Meiro Analytics
Meiro Analytics is a solution for reporting the success of Meiro use cases. Instead of calculating the data from attributes, it takes values directly from events and calculates from there. It utilises the HyperLogLog (HLL) algorithm, which solves the count-distinct problem by approximating the number of distinct elements instead of trying to calculate them precisely. Link to the complete HLL reference doc on GitHub.
Meiro Analytics itself is a Python script saved in the GitHub repository. We use it via a Python from Git Repository processor and fill all the necessary parameters in its config. It transports events from Cockroach DB into staging tables along with event times and customer entity IDs into reporting DB and goes through a series of Postgres queries specified in the parameters of the configuration. It does not work with any Data In/Out.
Prerequisites
Meiro Analytics stores the aggregated data in a reporting database, separate from your CDP instance.
Please inform the Meiro team to have this database set up before running your Meiro Analytics component.
Parameters
Repository | Always use https://github.com/meiroio/crdb_analytics, where the component lives. |
User | Use a login that can read the above-mentioned repository. readonly-from-meiro can be found in 1Password and works well for this purpose. |
Password | Password for the above specified Github account. |
Branch or Tag | Unless specified otherwise by the development team, use the main branch. |
Component Setup
All other parameters need to be specified in the code editor in JSON format.
src |
Cockroach credentials of the instance need to be inserted here. The component will use them to connect to the events table and download specified events for further processing. |
dst |
Credentials to reporting the DB of the instance need to be inserted here. These are generally unavailable to users, so please contact the Meiro team to get these filled in. |
skip_events_transport |
Every component run drops all staging tables in the reporting DB and creates new ones. If we are building queries and testing, we can skip this by setting this to true and work with data from the previous run. Always set this to false to enable events transport for live deployment.

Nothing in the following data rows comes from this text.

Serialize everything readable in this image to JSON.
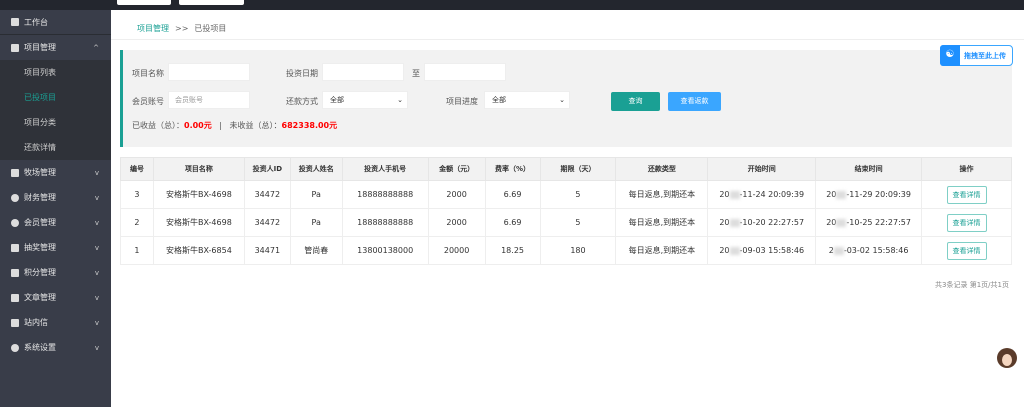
{
  "sidebar": {
    "items": [
      {
        "label": "工作台",
        "icon": "dashboard-icon"
      },
      {
        "label": "项目管理",
        "icon": "clipboard-icon",
        "expanded": true,
        "children": [
          {
            "label": "项目列表"
          },
          {
            "label": "已投项目",
            "active": true
          },
          {
            "label": "项目分类"
          },
          {
            "label": "还款详情"
          }
        ]
      },
      {
        "label": "牧场管理",
        "icon": "clipboard-icon"
      },
      {
        "label": "财务管理",
        "icon": "coin-icon"
      },
      {
        "label": "会员管理",
        "icon": "user-icon"
      },
      {
        "label": "抽奖管理",
        "icon": "gift-icon"
      },
      {
        "label": "积分管理",
        "icon": "points-icon"
      },
      {
        "label": "文章管理",
        "icon": "document-icon"
      },
      {
        "label": "站内信",
        "icon": "message-icon"
      },
      {
        "label": "系统设置",
        "icon": "gear-icon"
      }
    ]
  },
  "breadcrumb": {
    "parent": "项目管理",
    "separator": ">>",
    "current": "已投项目"
  },
  "filter": {
    "project_name_label": "项目名称",
    "project_name_value": "",
    "invest_date_label": "投资日期",
    "to_label": "至",
    "member_label": "会员账号",
    "member_placeholder": "会员账号",
    "repay_label": "还款方式",
    "repay_value": "全部",
    "progress_label": "项目进度",
    "progress_value": "全部",
    "query_btn": "查询",
    "rebate_btn": "查看返款"
  },
  "stats": {
    "earned_label": "已收益（总）：",
    "earned": "0.00元",
    "sep": "|",
    "unearned_label": "未收益（总）：",
    "unearned": "682338.00元"
  },
  "upload": {
    "label": "拖拽至此上传"
  },
  "table": {
    "headers": [
      "编号",
      "项目名称",
      "投资人ID",
      "投资人姓名",
      "投资人手机号",
      "金额（元）",
      "费率（%）",
      "期限（天）",
      "还款类型",
      "开始时间",
      "结束时间",
      "操作"
    ],
    "rows": [
      {
        "id": "3",
        "name": "安格斯牛BX-4698",
        "uid": "34472",
        "uname": "Pa",
        "phone": "18888888888",
        "amount": "2000",
        "rate": "6.69",
        "days": "5",
        "type": "每日返息,到期还本",
        "start_a": "20",
        "start_b": "-11-24 20:09:39",
        "end_a": "20",
        "end_b": "-11-29 20:09:39",
        "action": "查看详情"
      },
      {
        "id": "2",
        "name": "安格斯牛BX-4698",
        "uid": "34472",
        "uname": "Pa",
        "phone": "18888888888",
        "amount": "2000",
        "rate": "6.69",
        "days": "5",
        "type": "每日返息,到期还本",
        "start_a": "20",
        "start_b": "-10-20 22:27:57",
        "end_a": "20",
        "end_b": "-10-25 22:27:57",
        "action": "查看详情"
      },
      {
        "id": "1",
        "name": "安格斯牛BX-6854",
        "uid": "34471",
        "uname": "管尚春",
        "phone": "13800138000",
        "amount": "20000",
        "rate": "18.25",
        "days": "180",
        "type": "每日返息,到期还本",
        "start_a": "20",
        "start_b": "-09-03 15:58:46",
        "end_a": "2",
        "end_b": "-03-02 15:58:46",
        "action": "查看详情"
      }
    ]
  },
  "pager": "共3条记录 第1页/共1页"
}
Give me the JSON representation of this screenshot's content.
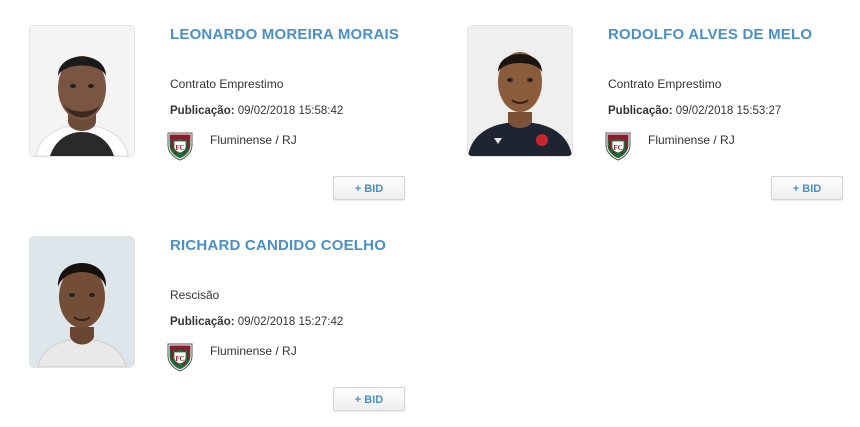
{
  "players": [
    {
      "name": "LEONARDO MOREIRA MORAIS",
      "contract_type": "Contrato Emprestimo",
      "publication_label": "Publicação:",
      "publication_date": "09/02/2018 15:58:42",
      "club": "Fluminense / RJ",
      "bid_label": "+ BID"
    },
    {
      "name": "RODOLFO ALVES DE MELO",
      "contract_type": "Contrato Emprestimo",
      "publication_label": "Publicação:",
      "publication_date": "09/02/2018 15:53:27",
      "club": "Fluminense / RJ",
      "bid_label": "+ BID"
    },
    {
      "name": "RICHARD CANDIDO COELHO",
      "contract_type": "Rescisão",
      "publication_label": "Publicação:",
      "publication_date": "09/02/2018 15:27:42",
      "club": "Fluminense / RJ",
      "bid_label": "+ BID"
    }
  ],
  "colors": {
    "accent": "#4a90c8",
    "crest_green": "#1e6b3a",
    "crest_maroon": "#8b1a2b"
  }
}
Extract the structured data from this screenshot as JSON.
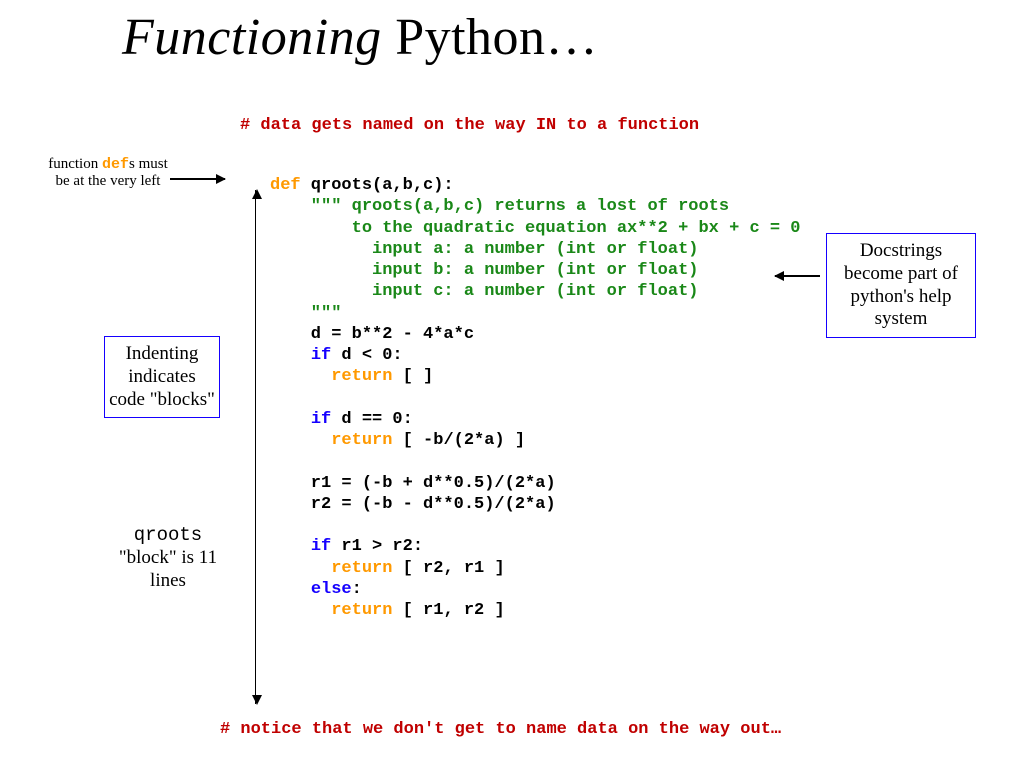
{
  "title_part1": "Functioning",
  "title_part2": " Python…",
  "top_comment": "# data gets named on the way IN to a function",
  "deftop_note_pre": "function ",
  "deftop_note_def": "def",
  "deftop_note_post": "s must be at the very left",
  "code": {
    "defline_pre": "def",
    "defline_rest": " qroots(a,b,c):",
    "doc1": "    \"\"\" qroots(a,b,c) returns a lost of roots",
    "doc2": "        to the quadratic equation ax**2 + bx + c = 0",
    "doc3": "          input a: a number (int or float)",
    "doc4": "          input b: a number (int or float)",
    "doc5": "          input c: a number (int or float)",
    "docend": "    \"\"\"",
    "dline": "    d = b**2 - 4*a*c",
    "if_d_lt0_pre": "    ",
    "if_kw": "if",
    "if_d_lt0_cond": " d < 0:",
    "ret_kw": "return",
    "ret_empty_val": " [ ]",
    "blank": "",
    "if_d_eq0_cond": " d == 0:",
    "ret_b2a_val": " [ -b/(2*a) ]",
    "r1": "    r1 = (-b + d**0.5)/(2*a)",
    "r2": "    r2 = (-b - d**0.5)/(2*a)",
    "if_r1gtr2_cond": " r1 > r2:",
    "ret_r2r1_val": " [ r2, r1 ]",
    "else_kw": "else",
    "else_colon": ":",
    "ret_r1r2_val": " [ r1, r2 ]",
    "indent4": "    ",
    "indent6": "      "
  },
  "right_box": "Docstrings become part of python's help system",
  "left_box": "Indenting indicates code \"blocks\"",
  "qroots_note_l1": "qroots",
  "qroots_note_l2": "\"block\" is 11 lines",
  "bottom_comment": "# notice that we don't get to name data on the way out…"
}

Remember: If we run the component for the first time or add new events, we need to make at least one run with events transport enabled to ensure we have data to work with. |
events_since |
Specify how far into the past are we looking with an integer. The component will then process data that number of days before the current date. |
events_since_now |
For live deployment, always leave this empty. For backloading purposes, we can specify a date in |
events |
Here we specify what events we want to transport from the CR events table. First, we specify an event_id from the CR events table, and then we choose a name for the staging table into which we will load these events. For example, |
events_since_type |
If we need to make an exception from the events_since rule for specific events, we can do so here. This can help us to prevent loading and calculating with needlessly large amounts of data. Example: |
analytics: transforms |
The transforms section of the analytics field serves to specify transformations in the |
analytics: reports |
Tables created in this part of the config are created in the |
Warning: When setting up various values in events_since
, events_since_now
, and events_since_type
make sure that there are events in CR for the days that will be loaded! In cases with short event retention, you can ruin your reports by trying to load days without events, which will cause the incremental nature of loading to load empty data.
{
"src": {
"host": "CR host of the instance",
"port": "CR port",
"user": "general CR user of the instance",
"#pass": "password of the user",
"db": "database name of the instance"
},
"dst": {
"host": "host of reporting DB for the instance",
"port": "port of the reporting DB",
"user": "user of the reporing DB",
"#pass": "password of the user",
"db": "reporting"
},
"skip_events_transport": boolean,
"events_since": "integer",
"events_since_now": "empty or YYYY-MM-DD",
"events": {
"event_id1": "table_name1",
"event_id2": "table_name2",
"event_id3": "table_name3"
},
"events_since_type": {
"event_id1": integer,
"event_id2": integer
},
"analytics": {
"transforms": [
{
"transform1": "query1; create index on analytics_staging.transform1 (column1);"
},
{
"transform2": "query2; create index on analytics_staging.transform2 (column1);"
},
{
"transform3": "query3;"
}
],
"reports": {
"se_campaigns_emails": {
"base": "select * from transform1",
"dimensions": {
"dimension1": "COALESCE(column1, '')",
"dimension2": "COALESCE(column2, '')"
},
"metrics": {
"metric1": {
"data_type": "INT",
"definition": "COUNT(*) FILTER (WHERE column2 = 'type1')"
},
"metric2": {
"data_type": "INT",
"definition": "SUM(value) FILTER (WHERE column2 = 'type2')"
},
"metric1_entity": {
"data_type": "hll",
"definition": "hll_add_agg(hll_hash_text(customer_entity_id::text)) FILTER (WHERE column2 = 'type1')"
},
"metric2_entity": {
"data_type": "hll",
"definition": "hll_add_agg(hll_hash_bytea(decode(replace(customer_entity_id::text, '-', ''), 'base64'))) FILTER (WHERE column2 = 'type2')"
}
},
"filter": ""
}
}
}
}
Metabase
Further steps are made in Metabase, where we again need to reach out to Jan or create a Jira ticket in #help_it Slack channel to have it connected to the reporting DB. Then we can start writing queries into our tables defined in analztics"reports section of the config. The basic function to work with the HLL aggregated values is hll_cardinality(hll_union_agg(metric))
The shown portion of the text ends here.